From Aztec language Nahuatl to the Chinese word ma ren hua, meaning “hemp seed flower,” marijuana’s linguistic roots are still pretty debatable. The specific word, as it is spelled “marihuana,” though, derived from Mexican Spanish. It appeared in an 1846 publication of the Mexican Pharmacopeia, a book containing lists of natural medicines and other drugs.

Mexicans who immigrated to the U.S. brought with them the practice of using cannabis recreationally as well as the term marihuana. In the U.S. at the time, cannabis was commonly used in medicines. White people were already familiar with it. The word “marijuana” was foreign. And it’s important to note that America strongly embraced anti-Mexican sentiments nearly a century before marijuana prohibition, and that helped it stick like shit to the bottom of a shoe.

Media outlets played on white fear by associating the “disruptive behavior” of Mexican’s with recreational marijuana. Many, if not most, white Americans ate it up without realizing marijuana was already sitting in their medicine cabinets. Like the time one-third of Americans didn’t understand that Obamacare was just another name for the Affordable Care Act.

Negative propaganda coupled with the perception that crime was linked to people of color, Harry Anslinger, the first commissioner of the FBI, had enough support to successfully push an anti-marijuana campaign.

“There are 100,000 total marijuana smokers in the US, and most are Negroes, Hispanics, Filipinos, and entertainers. Their satanic music, jazz, and swing result from marijuana use. This marijuana causes white women to seek sexual relations with Negroes, entertainers, and any others.” – Harry Anslinger

By 1931, 29 states had outlawed marijuana. Then in 1936 the anti-marijuana movie, “Reefer Madness” was released, and just a year after came the Marijuana Tax Act.

Marijuana was the “killer weed,” a foreign influence on American life that was capable of transforming healthy teenagers into sex-crazed maniacs. Anslinger later admitted that he somewhat exaggerated the dangers of marijuana.

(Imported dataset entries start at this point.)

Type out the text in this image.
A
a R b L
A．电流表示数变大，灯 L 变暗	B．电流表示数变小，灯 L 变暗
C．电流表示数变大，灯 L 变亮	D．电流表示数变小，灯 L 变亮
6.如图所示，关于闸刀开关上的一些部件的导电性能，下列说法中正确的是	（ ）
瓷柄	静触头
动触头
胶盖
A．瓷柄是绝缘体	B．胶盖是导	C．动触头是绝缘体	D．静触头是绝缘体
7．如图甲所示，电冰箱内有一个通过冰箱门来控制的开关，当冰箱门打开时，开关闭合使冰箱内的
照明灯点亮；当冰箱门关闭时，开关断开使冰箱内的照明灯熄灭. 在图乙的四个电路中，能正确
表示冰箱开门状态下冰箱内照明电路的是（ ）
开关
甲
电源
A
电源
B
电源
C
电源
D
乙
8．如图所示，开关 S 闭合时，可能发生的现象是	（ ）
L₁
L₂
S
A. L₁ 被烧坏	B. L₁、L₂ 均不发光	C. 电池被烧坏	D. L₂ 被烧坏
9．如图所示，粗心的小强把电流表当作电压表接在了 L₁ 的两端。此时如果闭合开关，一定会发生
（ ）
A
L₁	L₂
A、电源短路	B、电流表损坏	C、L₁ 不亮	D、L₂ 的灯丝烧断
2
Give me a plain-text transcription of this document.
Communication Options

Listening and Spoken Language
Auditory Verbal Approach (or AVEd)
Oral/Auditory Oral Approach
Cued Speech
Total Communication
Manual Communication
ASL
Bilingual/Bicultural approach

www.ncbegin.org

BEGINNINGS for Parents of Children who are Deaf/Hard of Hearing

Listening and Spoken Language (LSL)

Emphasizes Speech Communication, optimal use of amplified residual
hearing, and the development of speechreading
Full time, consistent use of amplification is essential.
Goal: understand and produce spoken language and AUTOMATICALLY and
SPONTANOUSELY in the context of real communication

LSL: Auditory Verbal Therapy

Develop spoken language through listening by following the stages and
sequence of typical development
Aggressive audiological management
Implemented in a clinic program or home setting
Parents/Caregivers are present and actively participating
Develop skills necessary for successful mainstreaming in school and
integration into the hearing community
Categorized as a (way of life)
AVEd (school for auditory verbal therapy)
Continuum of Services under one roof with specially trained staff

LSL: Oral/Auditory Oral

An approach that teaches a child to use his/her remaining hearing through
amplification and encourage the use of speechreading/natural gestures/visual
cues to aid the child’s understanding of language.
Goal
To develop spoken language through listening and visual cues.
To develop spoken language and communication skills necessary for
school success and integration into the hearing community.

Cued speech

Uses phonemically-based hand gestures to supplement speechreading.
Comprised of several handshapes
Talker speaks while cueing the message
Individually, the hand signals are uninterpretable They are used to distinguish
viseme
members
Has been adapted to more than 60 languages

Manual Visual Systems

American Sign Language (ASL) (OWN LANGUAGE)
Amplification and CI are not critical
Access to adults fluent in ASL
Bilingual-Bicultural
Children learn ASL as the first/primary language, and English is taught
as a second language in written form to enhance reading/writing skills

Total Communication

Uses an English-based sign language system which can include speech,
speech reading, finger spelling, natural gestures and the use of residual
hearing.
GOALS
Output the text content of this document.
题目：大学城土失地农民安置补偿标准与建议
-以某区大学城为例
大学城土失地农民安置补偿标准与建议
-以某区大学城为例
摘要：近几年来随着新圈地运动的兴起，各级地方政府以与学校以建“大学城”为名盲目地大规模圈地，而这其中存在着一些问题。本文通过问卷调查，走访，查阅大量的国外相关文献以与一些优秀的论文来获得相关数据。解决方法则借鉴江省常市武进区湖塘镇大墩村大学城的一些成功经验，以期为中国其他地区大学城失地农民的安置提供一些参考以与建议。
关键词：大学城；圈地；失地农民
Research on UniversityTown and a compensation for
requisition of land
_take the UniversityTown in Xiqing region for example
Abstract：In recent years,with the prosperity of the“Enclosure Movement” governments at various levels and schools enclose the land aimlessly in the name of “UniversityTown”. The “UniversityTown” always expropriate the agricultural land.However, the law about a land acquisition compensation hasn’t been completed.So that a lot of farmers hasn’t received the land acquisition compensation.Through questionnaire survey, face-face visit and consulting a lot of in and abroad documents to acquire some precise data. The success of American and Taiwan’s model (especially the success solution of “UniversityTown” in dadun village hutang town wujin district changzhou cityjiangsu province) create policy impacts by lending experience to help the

Reclaiming Marijuana For the Culture

What began as an innocent descriptor became terminology used to oppress people of color. It was then transformed into part of a culture that repurposed racially charged campaigns into firewood for rebellion, championed by “Negroes, Hispanics, Filipinos, and entertainers.”

Despite all of that, we continue to give weight to its negative association. POC referring to cannabis as marijuana instead are shushed like children whose outspoken honesty is a public embarrassment to their parents. Policing the language of POC isn’t advocacy; it’s just a cute way to prioritize centuries-old white-male comfort.

If there’s psychological power in demonizing language, then there’s psychological power in reclaiming it. The word queer, for example, was originally used in the late 19th century as an insult to gay people. Now it connotes an inclusive celebration of fluid, human sexuality. So why is the word “marijuana” being treated like an ugly stepchild?  

You heard it while sitting on the front porch of meemaws’s house. You heard it in the bass of tunes that detailed hood life, love life, everyday life. You heard it as your elders pressed it against nickel-sized plastic bags as a means to an end. It’s tangled into foundations. It’s a part of the culture.

Marijuana was first a Spanish word Mexican’s used to reference cannabis long before it was popularized in the U.S. to broadcast racism.

Placing expectations on POC to code-switch in order to satisfy identity politics or centuries-old propaganda reinforces the idea that the word marijuana itself is inferior, and it’s not; it’s just… different.